Facebook should face questions from TDs on ethnic violence, says Sinn Féin TD

Whistle-blower Frances Haugen alleges company is ‘fanning the flames of violence’

Frances Haugen says Facebook’s ranking algorithms, which are primarily based on how many engagements a post receives, are “literally fanning ethnic violence”. Photograph: iStock

Frances Haugen says Facebook’s ranking algorithms, which are primarily based on how many engagements a post receives, are “literally fanning ethnic violence”. Photograph: iStock

 

Facebook should face questioning from Oireachtas members following allegations it products have helped to stoke violence against ethnic minorities, a Sinn Féin TD has said.

John Brady, who sits on the Oireachtas Joint Committee on Foreign Affairs and Defence has written to committee chair Charlie Flanagan to request that a Facebook representative be asked to appear before it.

The Wicklow TD made the request in response to testimony by a Facebook whistleblower to the US Congress alleging the company is aware of the harms its products cause but that it chooses not to take action for fear of losing revenue.

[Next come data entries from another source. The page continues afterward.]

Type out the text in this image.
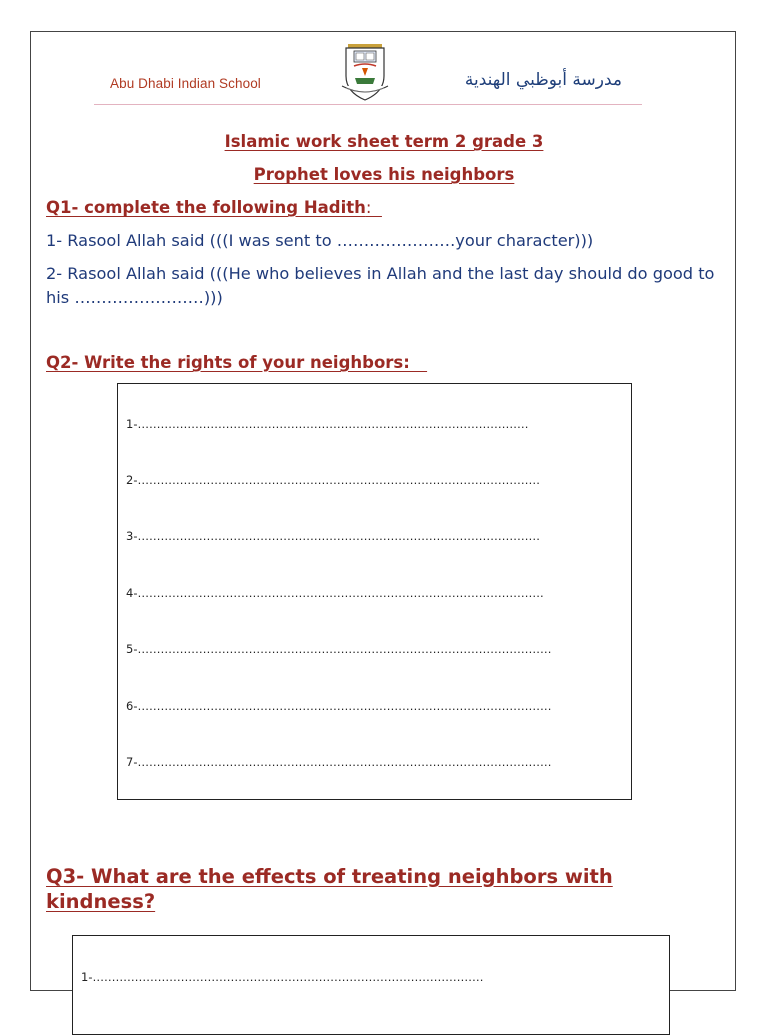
Abu Dhabi Indian School	مدرسة أبوظبي الهندية
Islamic work sheet term 2 grade 3
Prophet loves his neighbors
Q1- complete the following Hadith:
1- Rasool Allah said (((I was sent to ………………….your character)))
2- Rasool Allah said (((He who believes in Allah and the last day should do good to his ……………………)))
Q2- Write the rights of your neighbors:
1-…………………………………………………………………………………………
2-……………………………………………………………………………………………
3-……………………………………………………………………………………………
4-…………………………………………………………………………………………….
5-………………………………………………………………………………………………
6-………………………………………………………………………………………………
7-………………………………………………………………………………………………
Q3- What are the effects of treating neighbors with kindness?
1-…………………………………………………………………………………………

Frances Haugen, a former data scientist with the social media giant, said its own research shows it amplifies political unrest, hate speech and misinformation. This research is kept secret by the company, she told politicians last week.

Ms Haugen said Facebook’s ranking algorithms, which are primarily based on how many engagements a post receives, are “literally fanning ethnic violence”.

She says the company knows these ranking systems are dangerous but has failed to rollout out countermeasures. “And that’s what is causing things like ethnic violence in Ethiopia. ”

She also linked misinformation and hate speech shared on Facebook to violence in Myanmar, where about half of the 53 million population use Facebook. Facebook has been accused of promoting posts inciting violence against citizens who are protesting against the military coup in February.

Mr Brady said Facebook should face questions from TDs as the violence in Ethiopia and Myanmar fall under the remit of the Foreign Affairs Committee.

“I believe that this is a hugely important issue, and as both of both of these countries fall under the rubric of the [Ccommittee's] work plan for this year, I am formally requesting that the [committee] requests that a representative from Facebook be asked to appear before the committee to answer questions in relation to this matter,” his letter to Mr Flanagan said.

Mr Flanagan told The Irish Times the matter will be “fully considered by the Committee in the context of our work programme”.

This would be the first time company representatives would face questions from the Foreign Affairs Committee.

Earlier this year, Facebook representatives faced tough questioning from the Oireachtas Committee on Housing and Local Government over allegations it is undermining democracy and coarsening public debate by allowing anonymous accounts to make false and misleading statements without sanction.